The conflict in Harrison Bergeron is mainly between Harrison Bergeron and his government.
In the story, he is the lone rebel who has been accused of plotting to overthrow the government. At seven feet tall, Harrison is considered unusually robust. He is athletic, good-looking, and extremely intelligent. To his government, Harrison is a threat to social stability. So, he is required to wear considerably heavier "handicaps" than other citizens. The handicaps are meant to repress Harrison's intelligent thoughts, to hide his good looks, and to slow him down. Handicaps are the main way Harrison's government ensures equality among its citizens.
As a practice, Harrison wears a massive pair of earphones, extremely thick glasses, and three hundred pounds of scrap metal. Additionally, he is required to keep his eyebrows shaved, to wear a red, rubber ball over his nose, and to wear black caps over random white teeth. To reinforce his commitment to individual freedom, Harrison makes his final stand at the studio; there, he takes off his handicaps and dances with a ballerina (who has also taken off her handicaps). They dance without inhibition, something neither has been able to do in a long time.
The conflict between Harrison and his government ends when Diana Moon Glampers (the Handicapper General) uses a double-barreled ten-gauge shotgun to kill Harrison and the ballerina.
The main conflict in “Harrison Bergeron” is between the citizens of the dystopian society and the government that has imposed handicaps on people to make them “equal.” The government of this society feels that the only way to make people equal is to determine their strengths and oppress them so they are not better than anyone else.
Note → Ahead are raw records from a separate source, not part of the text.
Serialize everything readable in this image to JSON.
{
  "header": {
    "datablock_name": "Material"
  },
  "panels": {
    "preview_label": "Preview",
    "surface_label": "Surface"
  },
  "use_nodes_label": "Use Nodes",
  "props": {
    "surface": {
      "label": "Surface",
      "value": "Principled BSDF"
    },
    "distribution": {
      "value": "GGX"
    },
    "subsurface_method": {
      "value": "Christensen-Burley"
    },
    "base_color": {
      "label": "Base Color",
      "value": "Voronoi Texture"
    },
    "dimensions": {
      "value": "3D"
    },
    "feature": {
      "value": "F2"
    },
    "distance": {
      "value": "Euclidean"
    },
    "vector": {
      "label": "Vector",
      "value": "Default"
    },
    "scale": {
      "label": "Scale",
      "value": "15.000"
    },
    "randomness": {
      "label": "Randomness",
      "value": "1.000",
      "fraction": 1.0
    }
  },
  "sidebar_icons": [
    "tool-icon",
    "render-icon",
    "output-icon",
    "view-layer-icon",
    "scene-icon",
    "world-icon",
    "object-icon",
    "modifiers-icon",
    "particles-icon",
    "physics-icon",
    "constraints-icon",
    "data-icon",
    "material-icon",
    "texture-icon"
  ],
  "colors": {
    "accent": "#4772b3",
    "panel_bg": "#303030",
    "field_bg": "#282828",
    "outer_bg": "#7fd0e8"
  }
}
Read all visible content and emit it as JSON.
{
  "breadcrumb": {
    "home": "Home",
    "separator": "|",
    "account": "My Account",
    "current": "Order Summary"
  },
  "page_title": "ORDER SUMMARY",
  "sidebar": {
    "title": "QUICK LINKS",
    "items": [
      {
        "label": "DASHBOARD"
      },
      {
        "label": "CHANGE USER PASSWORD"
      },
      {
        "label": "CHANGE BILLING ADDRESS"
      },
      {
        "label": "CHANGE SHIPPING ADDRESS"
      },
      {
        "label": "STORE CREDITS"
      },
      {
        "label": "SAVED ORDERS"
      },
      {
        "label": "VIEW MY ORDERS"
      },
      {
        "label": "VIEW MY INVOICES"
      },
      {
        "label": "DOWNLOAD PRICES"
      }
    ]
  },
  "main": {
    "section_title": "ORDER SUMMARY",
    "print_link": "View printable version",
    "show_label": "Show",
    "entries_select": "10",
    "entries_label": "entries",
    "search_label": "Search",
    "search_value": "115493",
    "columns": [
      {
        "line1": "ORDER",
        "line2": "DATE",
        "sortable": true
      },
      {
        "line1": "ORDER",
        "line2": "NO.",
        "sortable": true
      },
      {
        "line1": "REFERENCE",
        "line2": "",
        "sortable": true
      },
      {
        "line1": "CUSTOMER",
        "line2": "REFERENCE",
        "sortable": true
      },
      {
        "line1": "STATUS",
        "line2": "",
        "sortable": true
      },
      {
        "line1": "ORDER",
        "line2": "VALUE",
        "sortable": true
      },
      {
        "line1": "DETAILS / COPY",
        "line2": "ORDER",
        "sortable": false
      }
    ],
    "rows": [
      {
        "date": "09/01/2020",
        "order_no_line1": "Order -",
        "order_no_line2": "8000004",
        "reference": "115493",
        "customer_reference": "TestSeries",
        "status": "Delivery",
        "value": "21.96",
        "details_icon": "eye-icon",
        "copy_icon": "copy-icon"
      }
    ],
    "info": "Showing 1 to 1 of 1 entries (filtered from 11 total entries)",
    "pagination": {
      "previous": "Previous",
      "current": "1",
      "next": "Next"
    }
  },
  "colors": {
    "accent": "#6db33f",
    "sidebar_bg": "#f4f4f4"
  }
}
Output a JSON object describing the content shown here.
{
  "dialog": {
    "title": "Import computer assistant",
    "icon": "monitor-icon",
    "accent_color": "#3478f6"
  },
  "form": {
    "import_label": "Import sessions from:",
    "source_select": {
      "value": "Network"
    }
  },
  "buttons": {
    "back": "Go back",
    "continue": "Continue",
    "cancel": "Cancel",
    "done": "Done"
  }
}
For example, because Harrison is big and strong, he must carry bags full of sand around his neck to weigh him down. Harrison’s father, George, is more intelligent than other citizens, and so the government equips him with devices in his ears that clang and ring loudly when he starts to think too much. The noise interrupts his thinking and makes him forgetful. The protagonist, Harrison, is the one citizen who stands up and attempts to fight against this oppression by interrupting a radio broadcast by the government and demanding his rights. Unfortunately, he is unsuccessful in winning against the society that doesn’t understand the importance of human rights and individuality and is killed.